Er erklärte George, Caleb habe ehrenhaft gedieht, habe dem Tod mutig und mit Würde ins Auge geblickt; Gott habe ihm ein friedliches Ableben gewährt. Caleb war schon mit dem Jungen auf Ausflüge gegangen, als die beiden George kaum bis zur Taille gereicht hatten. Er erinnerte sich, wie sie einmal zum Spielen in den Wald gelaufen waren und Caleb bei der Rückkehr so gedemütigt gewirkt hatte, August so voller Schadenfreude, dass George den Verdacht hatte, es müsse irgendeine Art von Wettkampf stattgefunden haben, was eine gute Gelegenheit für eine moralische Lektion war. Ertrage die Niederlage wie ein Mann, hatte George gesagt. Doch später, als sich Caleb nicht zum Abendessen setzen wollte und schon beim Gedanken daran zusammenzuckte, zog George die Hose des Jungen herunter. Sein Hintern war mit Striemen überzogen, manche noch tiefrot, die anderen dunkellila verfärbt. Er erzählte George von dem Spiel, das August ausgeheckt hatte, Master und Sklave, und dass sie an diesem Nachmittag bloß ihre Rollen richtig gespielt hatten. Die Striemen würden ihn weniger quälen, fuhr er fort, als die Angst davor, dass er sie nicht verbergen und George Augusts Vater davon erzählen könne. George musste dem Jungen schwören, dass es ihr Geheimnis bleiben würde.
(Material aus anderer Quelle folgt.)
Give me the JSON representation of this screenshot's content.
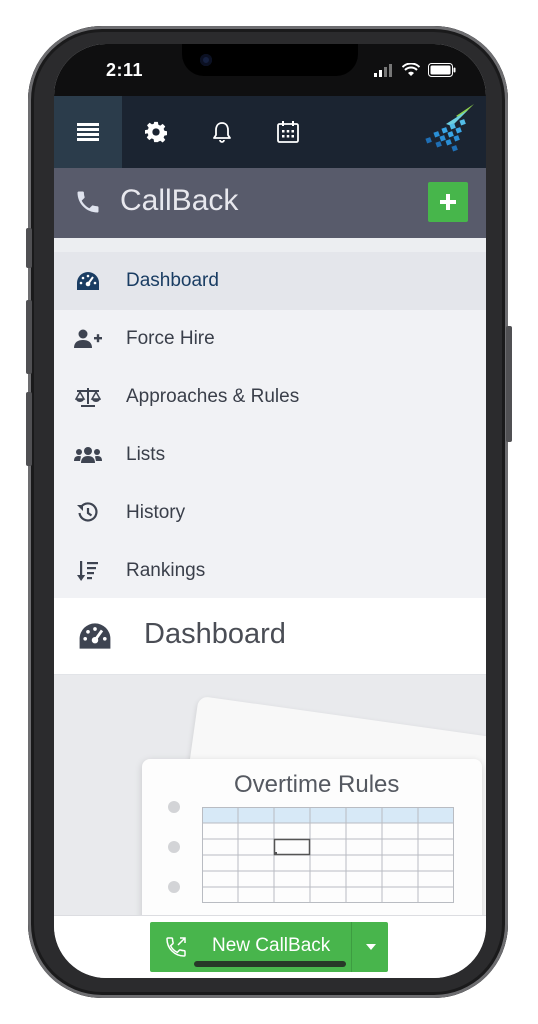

Als er nun am Fenster seines Arbeitszimmers stand, seufzte George und machte August klar, dass er seine Lügen durchschaute. Sein Sohn habe über viele Eigenschaften verfügt, doch Tapferkeit habe nicht dazu gezählt. Mehr brauchte es nicht, um Augusts Fassade bröckeln zu lassen; er geriet ins Stocken, überkreuzte die Beine, sah auf seine Uhr, suchte verzweifelt nach einem Ausweg, den George ihm jedoch nicht gewährte.

Nein, nein. Sein Sohn sei tot. Und es stehe ihm zu, die Wahrheit darüber zu erfahren, was geschehen war.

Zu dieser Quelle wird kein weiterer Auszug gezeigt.